CF1900D
从小到大排列,第\(i\)个元素作为最大值对答案的贡献为\(\sum_{x=1}^{i-1} \sum_{y=x+1}^{i-1} gcd(a_x,a_y)\),即区间\([1,i-1]\)两两元素\(gcd\)和,记作\(val_{i-1}\)。然后考虑用第\(i\)个元素更新\(val_{i-1}\),即\(val_i=val_{i-1}+\sum_{x=1}^{i-1}gcd(a_x,a_i)\)。处理这玩意有两种做法。
方法一
容斥。首先维护出\(cnt[j](j\le1e5)\)表示第\(i\)位之前\(j\)的倍数有多少,从大到小枚举\(a_i\)因子\(d\),\(cnt[d]\)就是\(gcd(a_x,a_i)=d\)的个数,然后把\(d\)的因子的\(cnt\)全都减\(cnt[d]\)就筛完了,这个时间复杂度不太会证,初始化的时间复杂度肯定是调和级数,近似\(O(nlogn)\),但是嵌套两个for枚举因子的就不太懂了(\(\sum_{i}^{n}a_i所有因子的因子数量和\)?)。
方法二
欧拉函数反演。
\[n=\sum_{d|n}\phi (d)
\\
\sum_{x=1}^{i-1}gcd(a_x,a_i)=\sum_{x=1}^{i-1}\sum_{d|gcd(a_x,a_i)}\phi (d)=\sum_{x=1}^{i-1}\sum_{d|a_i}\phi (d)[d|a_x]=\sum_{d|a_i}\phi (d)\sum_{x=1}^{i-1}[d|a_x]
\]
方法一
#include<bits/stdc++.h>
using namespace std;
#define fr first
#define se second
#define et0 exit(0);
#define rep(i, a, b) for(int i = (int)(a); i <= (int)(b); i ++)
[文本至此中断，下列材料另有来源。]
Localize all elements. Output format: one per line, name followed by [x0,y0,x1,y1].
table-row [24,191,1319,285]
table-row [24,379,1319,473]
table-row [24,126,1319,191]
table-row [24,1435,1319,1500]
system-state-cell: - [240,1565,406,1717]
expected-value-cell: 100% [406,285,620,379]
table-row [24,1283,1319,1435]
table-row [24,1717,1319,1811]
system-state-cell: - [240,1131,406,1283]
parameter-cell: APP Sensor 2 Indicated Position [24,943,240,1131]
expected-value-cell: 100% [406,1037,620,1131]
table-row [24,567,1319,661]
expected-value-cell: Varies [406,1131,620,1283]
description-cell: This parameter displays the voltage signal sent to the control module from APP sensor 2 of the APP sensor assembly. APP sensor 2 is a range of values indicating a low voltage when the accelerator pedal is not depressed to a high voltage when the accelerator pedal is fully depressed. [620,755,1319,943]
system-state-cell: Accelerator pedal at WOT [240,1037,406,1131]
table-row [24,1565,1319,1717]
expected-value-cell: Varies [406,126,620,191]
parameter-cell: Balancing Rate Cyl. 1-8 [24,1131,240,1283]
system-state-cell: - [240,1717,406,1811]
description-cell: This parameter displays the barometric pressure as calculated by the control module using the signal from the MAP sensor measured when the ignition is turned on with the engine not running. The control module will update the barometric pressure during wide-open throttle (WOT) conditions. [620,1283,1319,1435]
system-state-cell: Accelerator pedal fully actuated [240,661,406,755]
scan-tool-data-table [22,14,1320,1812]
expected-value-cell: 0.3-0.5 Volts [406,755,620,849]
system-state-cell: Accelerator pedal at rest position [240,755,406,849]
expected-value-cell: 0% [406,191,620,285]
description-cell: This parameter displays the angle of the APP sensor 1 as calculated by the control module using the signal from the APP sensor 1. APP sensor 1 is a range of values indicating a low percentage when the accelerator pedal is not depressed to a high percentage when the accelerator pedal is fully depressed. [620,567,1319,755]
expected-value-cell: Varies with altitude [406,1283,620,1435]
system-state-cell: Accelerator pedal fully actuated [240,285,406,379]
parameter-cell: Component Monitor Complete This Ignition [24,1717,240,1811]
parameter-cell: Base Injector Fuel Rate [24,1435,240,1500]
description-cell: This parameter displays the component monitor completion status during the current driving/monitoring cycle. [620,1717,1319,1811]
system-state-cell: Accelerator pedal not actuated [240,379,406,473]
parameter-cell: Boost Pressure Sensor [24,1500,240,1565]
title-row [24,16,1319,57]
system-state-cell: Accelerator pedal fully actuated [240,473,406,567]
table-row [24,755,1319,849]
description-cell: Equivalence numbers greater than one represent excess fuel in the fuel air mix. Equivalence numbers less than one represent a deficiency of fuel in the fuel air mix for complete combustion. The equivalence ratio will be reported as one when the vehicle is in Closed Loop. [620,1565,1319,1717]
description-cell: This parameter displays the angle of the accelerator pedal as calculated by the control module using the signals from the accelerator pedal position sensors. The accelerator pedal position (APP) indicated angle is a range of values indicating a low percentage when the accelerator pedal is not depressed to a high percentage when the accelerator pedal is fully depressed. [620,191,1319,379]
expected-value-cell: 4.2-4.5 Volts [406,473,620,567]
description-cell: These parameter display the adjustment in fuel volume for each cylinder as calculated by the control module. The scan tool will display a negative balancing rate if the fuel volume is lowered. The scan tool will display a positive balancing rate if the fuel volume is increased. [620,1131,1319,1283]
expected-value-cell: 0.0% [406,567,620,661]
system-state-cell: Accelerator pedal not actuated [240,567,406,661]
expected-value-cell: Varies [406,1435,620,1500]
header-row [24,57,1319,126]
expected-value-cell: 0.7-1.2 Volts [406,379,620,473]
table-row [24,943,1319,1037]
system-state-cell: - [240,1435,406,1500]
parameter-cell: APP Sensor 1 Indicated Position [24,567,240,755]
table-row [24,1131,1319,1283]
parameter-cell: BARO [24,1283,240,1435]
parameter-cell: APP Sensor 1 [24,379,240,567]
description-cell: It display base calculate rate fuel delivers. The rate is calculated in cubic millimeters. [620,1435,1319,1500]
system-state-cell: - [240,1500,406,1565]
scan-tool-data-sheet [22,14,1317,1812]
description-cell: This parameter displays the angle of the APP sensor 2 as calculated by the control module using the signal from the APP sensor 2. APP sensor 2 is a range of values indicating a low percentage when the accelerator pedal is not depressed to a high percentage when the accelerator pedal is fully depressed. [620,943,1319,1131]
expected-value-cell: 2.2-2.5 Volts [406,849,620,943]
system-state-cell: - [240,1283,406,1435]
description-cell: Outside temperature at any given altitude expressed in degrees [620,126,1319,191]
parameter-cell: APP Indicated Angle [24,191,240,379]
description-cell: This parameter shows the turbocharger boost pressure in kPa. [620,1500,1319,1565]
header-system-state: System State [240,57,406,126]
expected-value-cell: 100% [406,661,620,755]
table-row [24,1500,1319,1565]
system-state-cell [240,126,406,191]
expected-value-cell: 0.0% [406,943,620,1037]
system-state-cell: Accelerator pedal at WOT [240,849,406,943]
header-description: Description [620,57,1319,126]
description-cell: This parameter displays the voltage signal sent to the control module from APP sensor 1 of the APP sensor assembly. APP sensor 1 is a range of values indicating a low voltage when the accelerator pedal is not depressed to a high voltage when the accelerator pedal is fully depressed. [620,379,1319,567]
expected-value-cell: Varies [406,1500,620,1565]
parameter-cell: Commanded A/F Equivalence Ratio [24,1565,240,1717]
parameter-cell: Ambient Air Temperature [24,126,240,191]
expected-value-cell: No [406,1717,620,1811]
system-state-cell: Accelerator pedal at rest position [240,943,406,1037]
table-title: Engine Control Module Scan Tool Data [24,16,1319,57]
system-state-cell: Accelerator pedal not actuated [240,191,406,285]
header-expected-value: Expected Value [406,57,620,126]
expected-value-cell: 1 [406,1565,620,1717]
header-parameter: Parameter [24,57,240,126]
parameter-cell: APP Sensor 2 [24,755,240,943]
#define rrep(i, a, b) for(int i = (int)(a); i >= (int)(b); i --)
#define IO ios::sync_with_stdio(false),cin.tie(0);
typedef long long LL;
typedef pair<int, int> PII;
typedef unsigned long long ULL;
const int INF = 0x3f3f3f3f, N = 1e5 + 10, MOD = 998244353;
const long long LLINF = 0x3f3f3f3f3f3f3f3f;
const double eps = 1e-7, pi = acos(-1);
int cnt[N], s[N];
vector<int> t[N];
void init() {
rep (i, 1, N - 1) {
for (int j = i; j < N; j += i) {
t[j].push_back(i);
}
}
}
void work() {
int n;
cin >> n;
rep (i, 1, N - 1) cnt[i] = 0;
vector<int> a(n + 1);
rep (i, 1, n) cin >> a[i];
sort(a.begin() + 1, a.end());
LL res = 0, sum = 0;
rep (i, 1, n) {
res += sum;
rrep (j, t[a[i]].size() - 1, 0) {
int u = t[a[i]][j];
sum += 1ll * u * cnt[u];
s[j] = cnt[u];
for (auto &x: t[u]) {
cnt[x] -= s[j];
}
}
rrep (j, t[a[i]].size() - 1, 0) {
int u = t[a[i]][j];
int v = s[j];
for (auto &x: t[u]) {
cnt[x] += s[j];
}
}
for (auto &x: t[a[i]]) {
cnt[x]++;
}
}
cout << res << "\n";
}
/*
*/
signed main() {
// freopen("in.txt", "r", stdin);
// freopen("out.txt", "w", stdout);
IO
init();
int test = 1;
cin >> test;
while (test--) work();
return 0;
}
方法二
#include<bits/stdc++.h>
using namespace std;
#define fr first
#define se second
#define et0 exit(0);
#define rep(i, a, b) for(int i = (int)(a); i <= (int)(b); i ++)
#define rrep(i, a, b) for(int i = (int)(a); i >= (int)(b); i --)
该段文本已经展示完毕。